Let's Go Back to the Bible

The Key to David’s Spirituality, and Ours

I marvel at how often the book of Psalms talks about meditating on the word of God. Most of those psalms were written by David, the man God describes as having a heart like God Himself. Perhaps the key to our own spiritual growth is found in doing what David did to have a godly heart. The goal in our life should be to insure that the words of our lips come from a heart which has the words of God engraved on it.

Take time to consider the following places where the psalmist speaks of meditating on the Bible:  “In His law he mediates day and night . . .  Let the words of my mouth and the mediation of my heart be acceptable in Your sight. . . . I meditate on You in the night watches. . . . I will also mediate on all Your work, and talk of Your deeds. . . . I will meditate on Your precepts, and contemplate Your ways. . . . Your servant meditates on Your statutes. . . . So shall I meditate on Your wonderful works. . . . And I will meditate on your statutes. . . . But I will meditate on Your precepts. . . . Oh, how I love Your law! It is my meditation all the day. . . . For your testimonies are my meditation. . . . I meditate on all Your works. . . . I meditate on the glorious splendor of Your majesty” (1:2; 19:14; 63:6; 77:12; 119:15, 23, 27, 48, 78, 97, 99, 148; 143:5; 145:5).

How can we imagine that David would not have taken time to follow the instructions of Moses? “Also it shall be, when he sits on the throne of his kingdom, that he shall write for himself a copy of this law in a book, from the one before the priests, the Levites.
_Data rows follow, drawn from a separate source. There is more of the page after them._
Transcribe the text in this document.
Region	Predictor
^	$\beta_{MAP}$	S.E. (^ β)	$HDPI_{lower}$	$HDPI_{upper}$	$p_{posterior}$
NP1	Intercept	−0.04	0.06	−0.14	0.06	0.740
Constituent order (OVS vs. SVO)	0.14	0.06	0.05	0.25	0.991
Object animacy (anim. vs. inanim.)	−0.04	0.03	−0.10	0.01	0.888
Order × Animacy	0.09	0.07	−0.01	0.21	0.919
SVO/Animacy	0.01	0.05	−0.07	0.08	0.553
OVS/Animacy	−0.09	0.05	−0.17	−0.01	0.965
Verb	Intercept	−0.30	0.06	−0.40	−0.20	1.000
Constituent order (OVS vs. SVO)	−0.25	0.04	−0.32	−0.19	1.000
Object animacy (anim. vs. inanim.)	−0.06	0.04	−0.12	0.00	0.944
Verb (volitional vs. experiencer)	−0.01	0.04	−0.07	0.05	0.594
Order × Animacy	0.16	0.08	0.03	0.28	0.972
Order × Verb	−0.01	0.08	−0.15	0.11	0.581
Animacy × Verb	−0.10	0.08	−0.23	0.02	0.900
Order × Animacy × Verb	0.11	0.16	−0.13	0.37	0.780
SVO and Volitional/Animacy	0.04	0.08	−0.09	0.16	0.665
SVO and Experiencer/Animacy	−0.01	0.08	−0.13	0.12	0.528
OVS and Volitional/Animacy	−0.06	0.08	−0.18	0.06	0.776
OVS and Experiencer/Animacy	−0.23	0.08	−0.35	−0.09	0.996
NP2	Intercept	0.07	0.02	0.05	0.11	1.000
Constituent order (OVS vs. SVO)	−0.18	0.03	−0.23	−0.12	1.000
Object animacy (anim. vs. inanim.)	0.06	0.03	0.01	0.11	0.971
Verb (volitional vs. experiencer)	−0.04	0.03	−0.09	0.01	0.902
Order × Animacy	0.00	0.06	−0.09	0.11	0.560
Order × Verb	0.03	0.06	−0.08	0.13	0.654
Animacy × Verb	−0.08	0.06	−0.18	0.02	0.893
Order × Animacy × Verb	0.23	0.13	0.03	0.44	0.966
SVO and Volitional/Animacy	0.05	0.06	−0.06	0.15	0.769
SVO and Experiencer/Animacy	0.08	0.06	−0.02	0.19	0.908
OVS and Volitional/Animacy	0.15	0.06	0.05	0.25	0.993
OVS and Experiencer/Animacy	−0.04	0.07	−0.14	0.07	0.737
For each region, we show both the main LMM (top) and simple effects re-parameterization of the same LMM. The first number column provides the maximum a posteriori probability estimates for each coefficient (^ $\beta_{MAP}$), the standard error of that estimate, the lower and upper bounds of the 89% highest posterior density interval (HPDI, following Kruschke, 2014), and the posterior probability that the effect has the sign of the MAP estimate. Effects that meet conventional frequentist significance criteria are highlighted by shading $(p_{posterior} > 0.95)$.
And it shall be with him, and he shall read it all the days of his life, that he may learn to fear the LORD his God and be careful to observe all the words of this law and these statutes, that his heart may not be lifted above his brethren, that he may not turn aside from the commandment to the right hand or to the left, and that he may prolong his days in his kingdom, he and his children in the midst of Israel”  (Deut. 17:18-20).         In your imagination, watch the thirty year old King David ascend to the throne. See him every day reading his own handwritten copy of the scriptures. See him, as he reads, taking time to stop and meditate on the words he has just read. Herein lies the key to great spiritual growth. Would to God that elders, preachers, parents and every Christian would reflect every day on the verses which address their God-given responsibility!

When David became king, how much of the Bible had been written?  Obviously, the books of Moses and the books of Job, Joshua and Judges, but what others? David’s Bible had less than ten books of the Bible. Can you imagine his joy if he had had your Bible of 66 books! Where is your joy in meditation?